Standing back for a better view, Simon thought it looked fine, but Wally still wasn’t satisfied.

‘It tilts to the left and we’ve put the doorway on the outside of the circle. We’ll have to fix it.’

‘No way,’ Simon protested. ‘It doesn’t lean and I want the door facing the scenery, not the neighbours.’

‘But it’s facing into the prevailing wind.’

‘Then we’ll keep the flap down.’ Simon stretched his cramped arms. ‘I’m going to unpack my equipment, Wally, so if you want to change the tent around, do it yourself.’ Simon made his way back to the mound of supplies.

‘Hey, you, Hollingford!’ Jeff, his disapproving scowl glued to his face, loomed up behind him. ‘How about helping with the supply tent?’

‘Sure thing.’

‘Put it here.’ Jeff let the tent bag fall at his feet and walked away.

‘You’re welcome,’ Simon said under his breath as he bent to unroll the kit. He struggled for some minutes to do the impossible before he heard a chuckle in his ear.

‘Need some assistance?’ Viola asked. ‘Joan and I finally got our tent up so I’ll help you while I’m still in practice.
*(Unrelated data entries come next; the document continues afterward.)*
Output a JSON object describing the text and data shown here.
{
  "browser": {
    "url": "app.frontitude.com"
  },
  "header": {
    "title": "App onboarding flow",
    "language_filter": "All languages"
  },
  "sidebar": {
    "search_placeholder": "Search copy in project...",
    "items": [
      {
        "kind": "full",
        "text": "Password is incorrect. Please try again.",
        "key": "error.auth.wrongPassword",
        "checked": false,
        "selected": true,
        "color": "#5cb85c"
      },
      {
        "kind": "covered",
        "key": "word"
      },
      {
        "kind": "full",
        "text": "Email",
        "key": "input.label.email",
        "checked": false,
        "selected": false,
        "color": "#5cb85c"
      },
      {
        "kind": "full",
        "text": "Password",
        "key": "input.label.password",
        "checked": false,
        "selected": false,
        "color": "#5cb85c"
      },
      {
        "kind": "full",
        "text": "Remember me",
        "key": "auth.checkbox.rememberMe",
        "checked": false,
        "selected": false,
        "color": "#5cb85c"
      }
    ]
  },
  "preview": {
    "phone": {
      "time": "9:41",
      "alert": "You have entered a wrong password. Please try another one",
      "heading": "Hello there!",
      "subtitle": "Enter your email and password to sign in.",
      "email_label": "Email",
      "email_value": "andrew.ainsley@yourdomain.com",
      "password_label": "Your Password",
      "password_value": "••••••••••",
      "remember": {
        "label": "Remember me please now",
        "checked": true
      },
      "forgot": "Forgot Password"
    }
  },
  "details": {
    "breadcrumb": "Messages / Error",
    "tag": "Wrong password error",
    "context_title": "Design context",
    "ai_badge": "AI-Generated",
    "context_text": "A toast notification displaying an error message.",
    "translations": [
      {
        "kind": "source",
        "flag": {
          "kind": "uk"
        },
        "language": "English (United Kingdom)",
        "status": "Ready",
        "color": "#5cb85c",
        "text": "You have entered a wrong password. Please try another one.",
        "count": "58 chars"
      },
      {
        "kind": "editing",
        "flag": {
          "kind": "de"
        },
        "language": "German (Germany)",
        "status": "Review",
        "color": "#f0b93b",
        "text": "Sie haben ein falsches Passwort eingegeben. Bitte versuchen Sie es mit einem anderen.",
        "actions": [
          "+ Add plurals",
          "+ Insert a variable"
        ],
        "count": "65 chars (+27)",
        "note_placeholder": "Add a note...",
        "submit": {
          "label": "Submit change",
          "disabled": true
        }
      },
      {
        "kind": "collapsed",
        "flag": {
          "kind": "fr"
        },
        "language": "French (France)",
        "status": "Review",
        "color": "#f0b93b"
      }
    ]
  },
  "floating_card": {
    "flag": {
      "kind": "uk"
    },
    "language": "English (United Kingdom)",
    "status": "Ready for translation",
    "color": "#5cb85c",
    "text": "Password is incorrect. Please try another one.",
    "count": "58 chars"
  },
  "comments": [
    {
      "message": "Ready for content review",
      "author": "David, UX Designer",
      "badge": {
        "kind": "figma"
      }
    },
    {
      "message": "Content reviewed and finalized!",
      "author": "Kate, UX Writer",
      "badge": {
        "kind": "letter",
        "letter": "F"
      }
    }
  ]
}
I forget from year to year how to erect these damn things …’ In minutes the tent stood taut and tall.

‘There.’ Viola smiled. ‘Teamwork. Now let’s move the food into the second supply tent.’

By eleven that evening some semblance of order had been established and Eric called a halt for the night. Although the sun still rested along the southern horizon they were tired and anxious for sleep.

‘Who’s for cocoa?’ Anne asked as the activity level died down.

‘Me,’ they chorused. Every sleeping tent had a single-burner Coleman stove and she and Jeff each brought one out into the circle and lit it with practised skill. As they waited for the water from the nearby stream to boil, everyone found something, a collecting pail or sample crate, to sit on. Simon felt the cold penetrating through his windbreaker now that he’d stopped moving about. He donned the government issue green parka and white mittens. Others did the same and they looked like a chorus of green frogs perched on their respective logs.

‘Just like last year,’ Viola commented with satisfaction.

‘Not quite,’ a nasal voice intoned. ‘Dear Phillip isn’t here to annoy us.’

‘Wally!’ Anne said, shocked.

‘Don’t give me any of that “don’t speak ill of the dead” crap, Anne. You can’t tell me you miss the bastard.’

‘That comment is in very poor taste, Wally.’ Eric spoke with authority. Wally spat between his boots, following the script of a ‘B’ movie.

‘Phillip himself was in poor taste,’ Joan declared with characteristic vitriol. ‘Thanks to his stupidity, I lost three weeks of field time.’

‘You can’t accuse him of stupidity,’ Viola put in quietly. ‘No one knew that storm was coming up. It could just as easily have been you lost out there in the blizzard.’

Joan tossed her head. ‘Not me.’

Anne shivered. ‘Poor Phillip. Do you suppose we’ll find his body?’

Her husband snorted. ‘The RCMP spent three weeks last year looking. If they couldn’t find him then, we’re sure not going to find him now!’ He shifted around so that his back was towards her.

‘They didn’t even find his pack …’ Anne murmured, red-faced.

Joan sprang up from her crate and planted herself in front of Eric. ‘I think Phillip came to a fitting end. It’s appropriate a man willing to sell out this land to an oil company should end up having his body here. Maybe in a few million years he’ll be oil!’ She stirred her hot chocolate so savagely that it slopped out on to her parka. ‘Shit.’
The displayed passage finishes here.